RAID is an acronym that stands for “redundant array of independent disks”. It is a technology that is geared to provide greater storage reliability by combining numerous low-cost, less-reliable disk drive components into a reasonable unit where all drives are interdependent.

Historically, RAID was first seen by Norman Ken Ouchi, when in 1978 he was awarded a U.S. patent called “System for recovering data stored in failed memory unit.” It was later termed RAID 5 with full stripe writes. The patent also states that, at that time, disk mirroring (which was later termed RAID 1), and protection with dedicated parity (which would later be termed RAID 4) were prior art. The actual term RAID was defined in 1987 by David A. Patterson, Garth A. Gibson and Randy Katz. They wrote a paper called “A Case for Redundant Arrays of Inexpensive Disks (RAID).” The paper suggested several combinations of drives with hypothetical advantages and disadvantages. As time has gone on, many different types of RAID have been developed.

Originally, there were five RAID levels that were the standard methods. However, many more levels have been developed since. Nested RAID levels are unmistakably portrayed by connecting the numbers representing the RAID levels. The digits in a nested RAID are in the order that the array was made. For example, RAID 0+1 are striped sets in a mirrored set that provide fault tolerance and improved performance, and RAID 1+0 are mirrored sets in a striped set that provide fault tolerance and improved performance as well.

In 1996, a new classification of RAID was introduced that divided it into three types.
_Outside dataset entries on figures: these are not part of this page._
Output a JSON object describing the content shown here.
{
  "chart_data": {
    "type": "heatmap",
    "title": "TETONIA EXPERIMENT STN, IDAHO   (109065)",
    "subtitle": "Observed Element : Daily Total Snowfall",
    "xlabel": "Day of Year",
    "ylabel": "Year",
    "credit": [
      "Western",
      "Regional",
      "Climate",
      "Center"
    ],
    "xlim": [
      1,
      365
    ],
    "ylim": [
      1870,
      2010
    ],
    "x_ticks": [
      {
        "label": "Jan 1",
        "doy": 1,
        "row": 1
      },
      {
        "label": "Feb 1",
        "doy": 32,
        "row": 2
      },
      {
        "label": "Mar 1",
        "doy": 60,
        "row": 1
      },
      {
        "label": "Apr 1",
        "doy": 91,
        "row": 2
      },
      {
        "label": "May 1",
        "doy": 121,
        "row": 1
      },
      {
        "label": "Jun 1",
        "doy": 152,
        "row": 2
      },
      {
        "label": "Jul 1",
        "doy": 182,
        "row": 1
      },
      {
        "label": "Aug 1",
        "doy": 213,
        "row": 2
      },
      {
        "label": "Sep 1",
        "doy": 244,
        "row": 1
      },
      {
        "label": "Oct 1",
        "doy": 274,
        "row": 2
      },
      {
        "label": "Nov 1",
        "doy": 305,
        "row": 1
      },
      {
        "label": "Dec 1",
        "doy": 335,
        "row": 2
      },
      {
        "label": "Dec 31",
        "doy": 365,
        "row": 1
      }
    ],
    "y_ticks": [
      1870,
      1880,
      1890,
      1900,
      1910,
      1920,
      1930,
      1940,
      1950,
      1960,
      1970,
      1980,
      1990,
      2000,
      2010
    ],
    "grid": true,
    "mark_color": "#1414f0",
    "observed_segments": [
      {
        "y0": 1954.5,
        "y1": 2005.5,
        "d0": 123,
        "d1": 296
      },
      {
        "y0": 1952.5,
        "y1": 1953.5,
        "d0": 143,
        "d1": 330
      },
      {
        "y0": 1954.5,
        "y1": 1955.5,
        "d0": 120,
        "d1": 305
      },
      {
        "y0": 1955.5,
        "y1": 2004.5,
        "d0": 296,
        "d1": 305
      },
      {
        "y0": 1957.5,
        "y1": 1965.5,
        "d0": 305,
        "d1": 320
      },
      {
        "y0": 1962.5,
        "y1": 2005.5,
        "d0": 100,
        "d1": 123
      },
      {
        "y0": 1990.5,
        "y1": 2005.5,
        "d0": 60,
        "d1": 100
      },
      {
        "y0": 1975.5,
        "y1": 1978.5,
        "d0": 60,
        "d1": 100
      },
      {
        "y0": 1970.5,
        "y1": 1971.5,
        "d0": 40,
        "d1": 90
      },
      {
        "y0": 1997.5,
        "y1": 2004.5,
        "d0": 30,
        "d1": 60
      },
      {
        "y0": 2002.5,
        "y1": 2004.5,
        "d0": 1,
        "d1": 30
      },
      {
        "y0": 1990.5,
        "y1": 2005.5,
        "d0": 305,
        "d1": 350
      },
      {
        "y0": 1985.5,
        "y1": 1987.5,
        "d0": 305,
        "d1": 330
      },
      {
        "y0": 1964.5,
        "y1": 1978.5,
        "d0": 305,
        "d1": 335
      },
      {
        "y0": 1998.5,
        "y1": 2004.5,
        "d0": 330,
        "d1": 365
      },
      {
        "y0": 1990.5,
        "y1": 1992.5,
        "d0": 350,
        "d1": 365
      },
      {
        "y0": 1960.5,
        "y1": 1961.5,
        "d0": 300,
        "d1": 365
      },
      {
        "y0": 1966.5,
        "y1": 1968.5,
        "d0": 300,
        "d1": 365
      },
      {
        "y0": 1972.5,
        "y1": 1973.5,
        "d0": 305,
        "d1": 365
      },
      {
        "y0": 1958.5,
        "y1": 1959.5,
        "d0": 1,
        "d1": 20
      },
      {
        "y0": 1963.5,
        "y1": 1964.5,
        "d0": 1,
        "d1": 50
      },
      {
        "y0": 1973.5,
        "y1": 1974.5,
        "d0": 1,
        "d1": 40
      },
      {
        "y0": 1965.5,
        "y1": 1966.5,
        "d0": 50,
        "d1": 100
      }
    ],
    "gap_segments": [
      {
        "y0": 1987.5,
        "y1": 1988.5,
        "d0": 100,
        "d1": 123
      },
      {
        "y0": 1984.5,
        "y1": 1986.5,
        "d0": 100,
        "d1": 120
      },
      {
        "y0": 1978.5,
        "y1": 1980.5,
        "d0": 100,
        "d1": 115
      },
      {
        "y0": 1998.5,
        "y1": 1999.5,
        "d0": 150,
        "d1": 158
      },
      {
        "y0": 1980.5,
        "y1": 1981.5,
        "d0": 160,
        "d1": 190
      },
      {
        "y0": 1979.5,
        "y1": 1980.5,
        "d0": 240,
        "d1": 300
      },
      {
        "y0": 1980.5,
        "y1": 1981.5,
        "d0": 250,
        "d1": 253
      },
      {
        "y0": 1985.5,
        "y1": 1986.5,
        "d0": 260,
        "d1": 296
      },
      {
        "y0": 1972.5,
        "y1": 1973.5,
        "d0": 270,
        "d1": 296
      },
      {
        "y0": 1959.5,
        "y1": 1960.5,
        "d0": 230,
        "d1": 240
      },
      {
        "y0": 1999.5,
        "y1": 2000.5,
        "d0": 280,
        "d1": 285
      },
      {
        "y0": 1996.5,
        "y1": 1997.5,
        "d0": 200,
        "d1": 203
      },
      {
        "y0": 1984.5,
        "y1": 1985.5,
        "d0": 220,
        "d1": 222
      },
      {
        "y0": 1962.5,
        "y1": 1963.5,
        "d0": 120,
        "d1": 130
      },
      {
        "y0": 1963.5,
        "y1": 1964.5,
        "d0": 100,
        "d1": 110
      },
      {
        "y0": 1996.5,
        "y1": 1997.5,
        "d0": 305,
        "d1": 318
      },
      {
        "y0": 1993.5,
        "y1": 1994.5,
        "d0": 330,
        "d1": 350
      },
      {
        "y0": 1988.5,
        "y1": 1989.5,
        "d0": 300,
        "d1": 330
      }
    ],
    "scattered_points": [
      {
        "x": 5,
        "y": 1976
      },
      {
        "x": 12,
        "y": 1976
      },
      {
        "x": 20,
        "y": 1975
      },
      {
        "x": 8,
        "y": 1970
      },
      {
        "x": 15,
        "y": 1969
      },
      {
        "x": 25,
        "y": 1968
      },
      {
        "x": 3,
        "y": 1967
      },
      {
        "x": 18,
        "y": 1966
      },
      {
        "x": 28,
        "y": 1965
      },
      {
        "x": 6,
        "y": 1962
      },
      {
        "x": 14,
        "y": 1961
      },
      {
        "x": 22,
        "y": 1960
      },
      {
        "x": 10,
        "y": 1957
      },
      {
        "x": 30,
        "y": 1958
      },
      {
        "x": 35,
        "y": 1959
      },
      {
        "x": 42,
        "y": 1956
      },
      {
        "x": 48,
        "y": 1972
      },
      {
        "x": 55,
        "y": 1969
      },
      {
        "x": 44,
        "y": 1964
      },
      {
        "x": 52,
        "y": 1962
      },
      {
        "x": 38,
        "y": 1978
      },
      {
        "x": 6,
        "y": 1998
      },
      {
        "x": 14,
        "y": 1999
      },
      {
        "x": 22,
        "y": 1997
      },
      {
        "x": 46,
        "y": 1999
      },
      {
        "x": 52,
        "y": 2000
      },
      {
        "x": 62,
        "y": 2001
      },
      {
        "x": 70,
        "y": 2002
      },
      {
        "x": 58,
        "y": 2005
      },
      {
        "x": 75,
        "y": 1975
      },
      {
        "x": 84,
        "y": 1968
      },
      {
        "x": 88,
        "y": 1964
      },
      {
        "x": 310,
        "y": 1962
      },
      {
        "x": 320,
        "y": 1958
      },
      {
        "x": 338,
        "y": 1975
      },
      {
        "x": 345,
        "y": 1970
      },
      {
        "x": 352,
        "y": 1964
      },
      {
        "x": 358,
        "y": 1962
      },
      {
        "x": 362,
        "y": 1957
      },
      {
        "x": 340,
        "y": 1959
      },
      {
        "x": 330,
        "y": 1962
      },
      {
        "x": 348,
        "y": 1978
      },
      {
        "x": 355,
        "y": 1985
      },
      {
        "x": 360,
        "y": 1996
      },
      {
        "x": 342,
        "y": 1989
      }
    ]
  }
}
The first type, failure-resistant disk systems, protects against data loss due to disk failure. The second type, failure-tolerant disk systems, protects against loss of data access due to failure of any single component. The final type, disaster-tolerant disk systems, consists of two or more independent zones that provide access to stored data. There are also many configurations that have non-standard levels. For example, Linux has developed a RAID 10, which implements a broad RAID driver that defaults to a standard RAID 1 but can have any number of drives. Also, IBM has come up with a RAID 1E, which is an enhanced version of a level one that is similar to a RAID 10 array.

The data allocation between multiple drives can be managed by either hardware or software. Software-based RAID is now offered by most computer operating systems. A software layer is placed above the disk device drivers to form an abstraction layer between the logical drives and physical drives. Different operating systems support different RAID levels. For example, Linux supports RAID 0, RAID 1, RAID 4, RAID 5, and RAID 6. Software RAID, in comparison to hardware RAID, has its advantages and disadvantages. The software has to run on a host server attached to storage, and the server’s processor must use valuable processing time to run the RAID software. As the rate of data processing escalates with the number of disks in the array, so does the processing requirement. On the other hand, software RAID implementations may have more complex algorithms than hardware RAID implementations, therefore making them capable of increased performance. Hardware-based RAID controllers use different disk layouts, which makes it impossible to distance controllers from different manufacturers. A hardware implementation of RAID requires at least one special-purpose RAID controller, such as a PCI expansion card. The controller and disks can be in a computer or a separate case. Many hardware implementations are equipped with a read/write cache, and they provide guaranteed performance. Firmware-based RAID is another less common implementation.

For the most part, RAID is pretty reliable. Its rates of logical and system failures are fairly low. However, correlated failures in RAID have caused problems. Also, the disk system can recognize the write operation as soon as the data is in the cache, and this option is generally chosen without any protection. If a power outage or a system hang up should occur, a substantial amount of data would be lost. Equipment compatibility proves to be another issue when different storage methods between various RAID controllers are not compatible, thus making it impossible to read a RAID array on different hardware.